The voice squeaked. “Dr. — I’m Martin Shue. Dr. Shue. What can I do — I mean, no one explained to me exactly why I was calling.”
Chris’s neck turned pink and he bit his lip, but his voice was calm. “What exactly do you do over there, Doctor?”
“Environmental work,” the doctor said. By the sound of his voice, he was clearly relieved to be asked a question to which he knew the answer. “I was with the EPA for ten years, now here. I’m a zoologist.”
“And Interior told you to call us?”
“That’s — that’s right. They said it was an emergency.”
Chris shrugged. “By any chance do you know anything about radio dye markers or chemical emitters?”
“Oh, oh yes. Of course I do!” The zoologist’s voice perked up even more. “Are you trying to track an animal of some kind?”
Chris smiled. Nina Myers laughed out loud. Jack just glowered. Chris said, “Not exactly. We want to get this emitter out of someone. Do you know how to do that?”

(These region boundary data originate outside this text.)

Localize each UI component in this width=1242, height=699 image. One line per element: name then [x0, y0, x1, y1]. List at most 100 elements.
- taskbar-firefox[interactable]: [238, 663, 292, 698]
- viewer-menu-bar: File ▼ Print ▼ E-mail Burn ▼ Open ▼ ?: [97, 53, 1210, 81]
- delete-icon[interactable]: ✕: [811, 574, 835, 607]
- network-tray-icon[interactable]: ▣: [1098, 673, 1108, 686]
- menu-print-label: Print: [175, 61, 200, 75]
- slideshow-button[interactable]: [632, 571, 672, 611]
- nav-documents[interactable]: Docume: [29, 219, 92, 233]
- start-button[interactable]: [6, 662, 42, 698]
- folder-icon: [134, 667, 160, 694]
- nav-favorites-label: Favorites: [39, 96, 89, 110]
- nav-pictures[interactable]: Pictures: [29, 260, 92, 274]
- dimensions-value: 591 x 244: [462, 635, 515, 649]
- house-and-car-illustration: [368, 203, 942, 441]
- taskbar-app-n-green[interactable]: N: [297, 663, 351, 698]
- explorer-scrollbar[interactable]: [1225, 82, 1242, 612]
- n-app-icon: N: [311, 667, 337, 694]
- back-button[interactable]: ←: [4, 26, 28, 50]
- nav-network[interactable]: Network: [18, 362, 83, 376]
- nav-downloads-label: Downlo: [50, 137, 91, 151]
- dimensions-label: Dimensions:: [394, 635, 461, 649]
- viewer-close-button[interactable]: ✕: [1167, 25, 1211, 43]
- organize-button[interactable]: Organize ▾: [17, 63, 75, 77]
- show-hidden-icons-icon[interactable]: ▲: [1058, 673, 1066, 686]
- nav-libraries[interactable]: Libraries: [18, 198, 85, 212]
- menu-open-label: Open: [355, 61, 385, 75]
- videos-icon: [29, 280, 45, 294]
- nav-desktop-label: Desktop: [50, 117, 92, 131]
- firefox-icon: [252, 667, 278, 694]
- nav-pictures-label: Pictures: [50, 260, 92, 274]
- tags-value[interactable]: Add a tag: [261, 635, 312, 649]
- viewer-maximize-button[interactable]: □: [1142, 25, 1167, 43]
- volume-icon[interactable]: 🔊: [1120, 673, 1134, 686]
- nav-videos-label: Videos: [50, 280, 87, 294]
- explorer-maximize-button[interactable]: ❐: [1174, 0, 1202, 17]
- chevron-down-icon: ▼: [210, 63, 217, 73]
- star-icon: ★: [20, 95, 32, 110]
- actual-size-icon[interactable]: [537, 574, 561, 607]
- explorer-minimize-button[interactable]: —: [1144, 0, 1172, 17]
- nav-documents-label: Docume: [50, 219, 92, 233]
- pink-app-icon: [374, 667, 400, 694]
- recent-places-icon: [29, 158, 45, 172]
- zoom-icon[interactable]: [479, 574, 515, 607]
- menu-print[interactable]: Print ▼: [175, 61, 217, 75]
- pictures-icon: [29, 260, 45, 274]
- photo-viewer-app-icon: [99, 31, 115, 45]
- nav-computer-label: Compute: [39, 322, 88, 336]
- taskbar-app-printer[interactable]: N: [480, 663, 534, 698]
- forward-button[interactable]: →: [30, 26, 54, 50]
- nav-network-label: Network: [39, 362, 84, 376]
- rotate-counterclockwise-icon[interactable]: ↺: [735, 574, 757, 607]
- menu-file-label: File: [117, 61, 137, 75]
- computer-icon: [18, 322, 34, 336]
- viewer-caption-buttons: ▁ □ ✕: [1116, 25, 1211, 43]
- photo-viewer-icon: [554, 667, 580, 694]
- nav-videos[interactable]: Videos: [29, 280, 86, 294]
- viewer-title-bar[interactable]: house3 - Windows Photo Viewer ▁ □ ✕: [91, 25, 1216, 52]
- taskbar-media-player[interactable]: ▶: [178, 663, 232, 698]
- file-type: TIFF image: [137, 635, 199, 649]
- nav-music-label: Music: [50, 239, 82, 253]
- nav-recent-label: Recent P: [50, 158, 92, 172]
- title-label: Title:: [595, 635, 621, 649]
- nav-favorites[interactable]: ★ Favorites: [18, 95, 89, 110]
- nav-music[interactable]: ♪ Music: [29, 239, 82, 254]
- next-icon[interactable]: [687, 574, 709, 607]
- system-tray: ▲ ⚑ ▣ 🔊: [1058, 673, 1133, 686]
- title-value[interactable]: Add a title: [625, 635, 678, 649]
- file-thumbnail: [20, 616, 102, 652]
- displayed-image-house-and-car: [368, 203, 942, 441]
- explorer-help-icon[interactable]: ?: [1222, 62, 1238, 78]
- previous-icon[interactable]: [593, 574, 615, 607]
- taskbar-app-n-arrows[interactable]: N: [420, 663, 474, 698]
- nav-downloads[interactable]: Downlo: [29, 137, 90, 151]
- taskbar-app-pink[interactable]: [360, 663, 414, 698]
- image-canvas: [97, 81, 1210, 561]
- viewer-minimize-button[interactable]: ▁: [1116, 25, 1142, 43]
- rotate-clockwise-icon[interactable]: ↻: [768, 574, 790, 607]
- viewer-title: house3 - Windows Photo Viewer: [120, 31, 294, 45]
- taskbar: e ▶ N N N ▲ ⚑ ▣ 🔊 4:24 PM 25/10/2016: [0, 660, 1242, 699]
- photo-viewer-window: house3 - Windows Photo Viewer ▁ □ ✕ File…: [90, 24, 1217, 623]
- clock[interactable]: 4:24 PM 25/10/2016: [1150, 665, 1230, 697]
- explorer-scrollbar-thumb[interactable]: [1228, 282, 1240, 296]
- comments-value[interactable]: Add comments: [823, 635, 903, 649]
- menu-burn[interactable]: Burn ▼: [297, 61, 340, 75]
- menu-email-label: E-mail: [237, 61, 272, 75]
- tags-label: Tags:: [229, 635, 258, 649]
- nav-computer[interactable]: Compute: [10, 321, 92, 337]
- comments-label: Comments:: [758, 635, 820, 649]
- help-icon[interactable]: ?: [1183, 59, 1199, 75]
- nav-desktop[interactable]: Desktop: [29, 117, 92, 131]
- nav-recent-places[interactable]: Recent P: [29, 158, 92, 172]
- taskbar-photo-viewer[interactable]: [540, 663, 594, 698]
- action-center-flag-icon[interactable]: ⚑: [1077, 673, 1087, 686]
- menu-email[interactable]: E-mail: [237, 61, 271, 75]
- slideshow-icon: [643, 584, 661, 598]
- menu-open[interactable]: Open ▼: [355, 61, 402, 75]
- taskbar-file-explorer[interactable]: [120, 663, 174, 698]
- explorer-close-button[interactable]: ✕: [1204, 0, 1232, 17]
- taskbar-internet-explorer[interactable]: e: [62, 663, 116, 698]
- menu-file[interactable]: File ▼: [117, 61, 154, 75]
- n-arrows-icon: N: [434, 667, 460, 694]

“Out of someone?” Dr. Shue mused. “I didn’t realize anyone was still trying chemical emitters on people. The technology has sort of fallen into disuse, except for people in my field. We use them to track animals that are too small or delicate to be tagged with transmitter bands—”
“How do you get the stuff out!” Jack yelled.
The doctor squeaked again. “I’m — I’m not sure. That was never a priority, of course. But the chemicals aren’t harmful. They break down in the body after a year or two anyway.”
“We need it out right away,” Chris said. “It is an emergency. Do you have any ideas?”